Ok, so that was my blurb about cooking too much all the time.  Back to my muffins...Today, I made some with breakfast sausage & cheese and some with chicken, cheese, & chives.  Some of the muffins even have a small piece of regular sausage in it.  I don't remember which one, but it'll be a suprise when I bite into it!  :)  I used the Pillsbury Grands! Flaky Layers-Original 8-ct. (16.5 oz. cans).  It has to be flaky layers or else you can't split them.  I took each biscuit and split them into 3 more layers (giving me 24 pieces of biscuit).  That was enough to fill 24 regular muffin cups.  I wasn't kidding when I said I always make a lot.  I'll be giving some away, eating some for breakfast this week, and maybe freezing some?  We'll see.

This recipe is easy to make.  It just takes time.  After splitting the layers, stretch out each piece and put them into the pre-sprayed muffin cups to create a biscuit cup.  Fill it with shredded cheese, your meat preference, more cheese, and the egg mixture.  Don't fill the muffin cups too much with the egg mixture or it'll overflow (since the egg puffs up and expands).  When you're finished filling, bake it until it is golden brown and enjoy warm.  You see my pretty biscuit muffins below?  YUM!

24 biscuit muffins

You could try stuffing the muffins with chopped ham or turkey.  Or you could make it vegetarian using cooked spinach, broccoli, zucchini, or whatever ingredients your heart desires.  I think I will try ham and spinach or ham and mushrooms next time.  This is very similar to the quiche I make.  But instead of using canned biscuits for the shell, I buy the pre-made flaky shells found in the frozen section.  I'll save that for another day!
  




Sausage and Cheese Biscuit Muffins
Sausage and Cheese Biscuit Muffins
(Adapted from Cooking with my Kids)

Makes 24 regular muffins

Ingredients:

  • 1 can Pillsbury Grands! Flaky Layers-Original 10 ct. (16.5 oz)
  • 8 eggs
  • 8 tbsp. milk
  • 1 tsp. garlic powder
  • 1 tsp.
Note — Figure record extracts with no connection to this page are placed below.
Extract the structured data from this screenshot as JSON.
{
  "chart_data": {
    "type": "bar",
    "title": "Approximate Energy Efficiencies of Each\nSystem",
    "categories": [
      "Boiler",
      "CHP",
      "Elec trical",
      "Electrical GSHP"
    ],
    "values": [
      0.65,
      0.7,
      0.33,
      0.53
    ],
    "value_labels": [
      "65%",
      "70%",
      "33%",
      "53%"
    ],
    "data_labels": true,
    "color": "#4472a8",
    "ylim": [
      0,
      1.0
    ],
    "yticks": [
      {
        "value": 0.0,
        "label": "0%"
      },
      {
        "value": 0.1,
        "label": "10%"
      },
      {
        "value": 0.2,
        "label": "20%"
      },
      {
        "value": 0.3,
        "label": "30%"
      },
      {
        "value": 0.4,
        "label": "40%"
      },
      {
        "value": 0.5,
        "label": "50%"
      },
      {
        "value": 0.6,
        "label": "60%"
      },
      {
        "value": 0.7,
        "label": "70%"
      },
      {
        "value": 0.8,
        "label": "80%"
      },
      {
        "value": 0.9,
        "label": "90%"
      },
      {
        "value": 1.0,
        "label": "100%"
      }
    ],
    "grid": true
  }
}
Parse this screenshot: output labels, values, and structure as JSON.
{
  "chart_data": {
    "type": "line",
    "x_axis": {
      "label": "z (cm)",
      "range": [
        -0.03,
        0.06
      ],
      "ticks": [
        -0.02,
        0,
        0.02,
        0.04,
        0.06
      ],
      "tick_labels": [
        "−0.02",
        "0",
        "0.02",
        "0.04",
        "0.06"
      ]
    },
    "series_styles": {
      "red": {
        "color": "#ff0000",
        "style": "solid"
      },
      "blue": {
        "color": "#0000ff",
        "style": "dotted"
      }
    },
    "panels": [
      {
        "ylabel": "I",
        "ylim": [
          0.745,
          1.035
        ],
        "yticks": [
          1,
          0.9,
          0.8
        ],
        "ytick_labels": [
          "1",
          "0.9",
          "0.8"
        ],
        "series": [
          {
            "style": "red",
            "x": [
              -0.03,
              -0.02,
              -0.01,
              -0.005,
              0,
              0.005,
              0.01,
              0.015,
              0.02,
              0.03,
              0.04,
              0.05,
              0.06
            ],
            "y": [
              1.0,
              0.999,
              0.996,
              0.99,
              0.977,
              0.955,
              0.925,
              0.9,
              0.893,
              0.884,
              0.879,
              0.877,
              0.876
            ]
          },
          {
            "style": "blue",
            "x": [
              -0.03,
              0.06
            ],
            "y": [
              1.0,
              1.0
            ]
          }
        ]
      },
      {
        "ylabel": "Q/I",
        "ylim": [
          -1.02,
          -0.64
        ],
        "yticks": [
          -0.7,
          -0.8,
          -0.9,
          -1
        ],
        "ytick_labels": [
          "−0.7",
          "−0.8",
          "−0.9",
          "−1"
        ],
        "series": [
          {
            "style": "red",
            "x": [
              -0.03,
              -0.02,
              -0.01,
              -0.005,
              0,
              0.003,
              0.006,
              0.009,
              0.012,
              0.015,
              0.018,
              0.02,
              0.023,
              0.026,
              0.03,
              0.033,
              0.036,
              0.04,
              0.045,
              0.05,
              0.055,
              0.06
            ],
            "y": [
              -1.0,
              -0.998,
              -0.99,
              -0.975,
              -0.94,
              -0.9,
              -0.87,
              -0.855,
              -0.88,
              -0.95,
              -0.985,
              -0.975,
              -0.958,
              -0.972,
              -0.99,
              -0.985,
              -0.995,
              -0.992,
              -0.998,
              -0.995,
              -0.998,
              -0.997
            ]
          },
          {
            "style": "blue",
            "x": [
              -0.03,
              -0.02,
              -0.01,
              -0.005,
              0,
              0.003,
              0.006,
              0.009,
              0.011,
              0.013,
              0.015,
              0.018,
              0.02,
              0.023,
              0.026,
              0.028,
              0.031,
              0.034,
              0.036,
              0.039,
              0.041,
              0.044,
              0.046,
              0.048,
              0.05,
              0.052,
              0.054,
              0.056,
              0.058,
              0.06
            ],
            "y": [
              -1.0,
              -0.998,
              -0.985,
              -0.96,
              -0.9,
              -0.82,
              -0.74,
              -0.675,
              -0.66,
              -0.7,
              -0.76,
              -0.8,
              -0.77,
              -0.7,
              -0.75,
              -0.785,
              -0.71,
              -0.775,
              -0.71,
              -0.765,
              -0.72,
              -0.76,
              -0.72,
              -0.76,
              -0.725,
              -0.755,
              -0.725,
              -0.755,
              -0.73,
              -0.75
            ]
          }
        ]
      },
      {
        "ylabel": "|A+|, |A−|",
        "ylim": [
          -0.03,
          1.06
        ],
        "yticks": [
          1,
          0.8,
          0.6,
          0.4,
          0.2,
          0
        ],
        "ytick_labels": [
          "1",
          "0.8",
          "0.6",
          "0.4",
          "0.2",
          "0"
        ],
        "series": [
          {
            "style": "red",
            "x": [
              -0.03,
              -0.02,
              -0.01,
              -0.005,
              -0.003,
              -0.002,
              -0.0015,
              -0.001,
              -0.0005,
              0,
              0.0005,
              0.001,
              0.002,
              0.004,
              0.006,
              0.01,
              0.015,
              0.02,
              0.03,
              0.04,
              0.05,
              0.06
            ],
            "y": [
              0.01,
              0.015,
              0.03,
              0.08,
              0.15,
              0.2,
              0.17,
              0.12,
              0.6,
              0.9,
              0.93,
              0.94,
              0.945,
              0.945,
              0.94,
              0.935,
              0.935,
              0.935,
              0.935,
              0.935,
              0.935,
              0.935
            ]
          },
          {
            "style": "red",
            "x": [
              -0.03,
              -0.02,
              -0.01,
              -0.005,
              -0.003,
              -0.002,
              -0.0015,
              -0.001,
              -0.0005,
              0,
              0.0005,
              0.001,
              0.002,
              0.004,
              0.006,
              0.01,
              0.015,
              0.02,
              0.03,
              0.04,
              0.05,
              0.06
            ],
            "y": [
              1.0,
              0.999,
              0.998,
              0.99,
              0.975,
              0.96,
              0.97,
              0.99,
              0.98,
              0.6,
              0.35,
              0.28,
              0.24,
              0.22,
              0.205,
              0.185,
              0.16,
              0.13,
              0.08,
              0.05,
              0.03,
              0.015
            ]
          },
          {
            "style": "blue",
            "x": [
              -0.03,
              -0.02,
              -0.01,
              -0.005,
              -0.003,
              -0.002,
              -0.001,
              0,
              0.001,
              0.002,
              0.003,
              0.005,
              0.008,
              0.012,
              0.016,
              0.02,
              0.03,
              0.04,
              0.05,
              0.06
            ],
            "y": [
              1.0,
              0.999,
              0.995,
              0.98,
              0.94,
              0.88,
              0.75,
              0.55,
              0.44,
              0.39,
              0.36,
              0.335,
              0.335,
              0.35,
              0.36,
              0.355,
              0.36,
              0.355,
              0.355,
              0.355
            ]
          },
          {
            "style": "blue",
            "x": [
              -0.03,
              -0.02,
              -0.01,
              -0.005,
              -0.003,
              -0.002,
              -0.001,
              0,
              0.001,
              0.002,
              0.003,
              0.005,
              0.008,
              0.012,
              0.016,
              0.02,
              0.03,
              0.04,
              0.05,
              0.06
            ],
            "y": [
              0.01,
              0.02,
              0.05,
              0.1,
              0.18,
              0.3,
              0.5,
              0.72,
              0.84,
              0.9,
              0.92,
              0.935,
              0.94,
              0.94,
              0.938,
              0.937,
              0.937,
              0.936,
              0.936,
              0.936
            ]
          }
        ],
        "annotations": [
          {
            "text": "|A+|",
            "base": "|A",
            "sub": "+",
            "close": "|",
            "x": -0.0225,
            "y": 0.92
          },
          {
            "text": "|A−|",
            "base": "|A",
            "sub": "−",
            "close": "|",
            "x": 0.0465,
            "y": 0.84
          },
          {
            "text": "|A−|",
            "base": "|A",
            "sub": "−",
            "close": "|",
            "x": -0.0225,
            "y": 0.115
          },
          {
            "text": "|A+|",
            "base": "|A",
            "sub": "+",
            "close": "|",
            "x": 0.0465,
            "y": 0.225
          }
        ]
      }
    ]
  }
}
Italian seasoning
  • salt & pepper
  • shredded cheese
Directions:
  1. Cook the sausages and drain (or veg). (You could precook the night before and store it in the fridge).
  2. Preheat the oven to 400 and spray muffin pans with cooking spray.
  3. Whisk the eggs, milk, garlic powder, Italian seasoning, salt & pepper together and set aside.
  4. Split each biscuit into 3 layers (to make 24). 
  5. Stretch out each piece to cover the muffin cups.  Gently push it down and around the sides.
  6. Sprinkle the muffin cups with a tiny bit of shredded cheese.
  7. Then fill the muffin cups with the cooked meat (or veg).
  8. Top with more shredded cheese.
  9. Scoop the egg mixture evenly into all of the muffin cups.  Don't overfill the cups. (I start off with 1 tbsp. per cups until all are filled.  Then I go back and add a little more until my eggs are gone).
  10. Bake for 12-15 minutes until the biscuits are golden brown and the eggs are set.  Enjoy warm!


Just for Laughs:
Me:  (Taking my Canon out to take this picture.)  "What?!  This is my new hobby."
Hubby:  "Oooo.  I'm a blogger now.  I'm taking pictures." (in a moking tone)
Me:  "Very funny."

1 comment:

  1. LMAO at your "funny". Spinach and mushroom breakfast muffin?? Brilliant!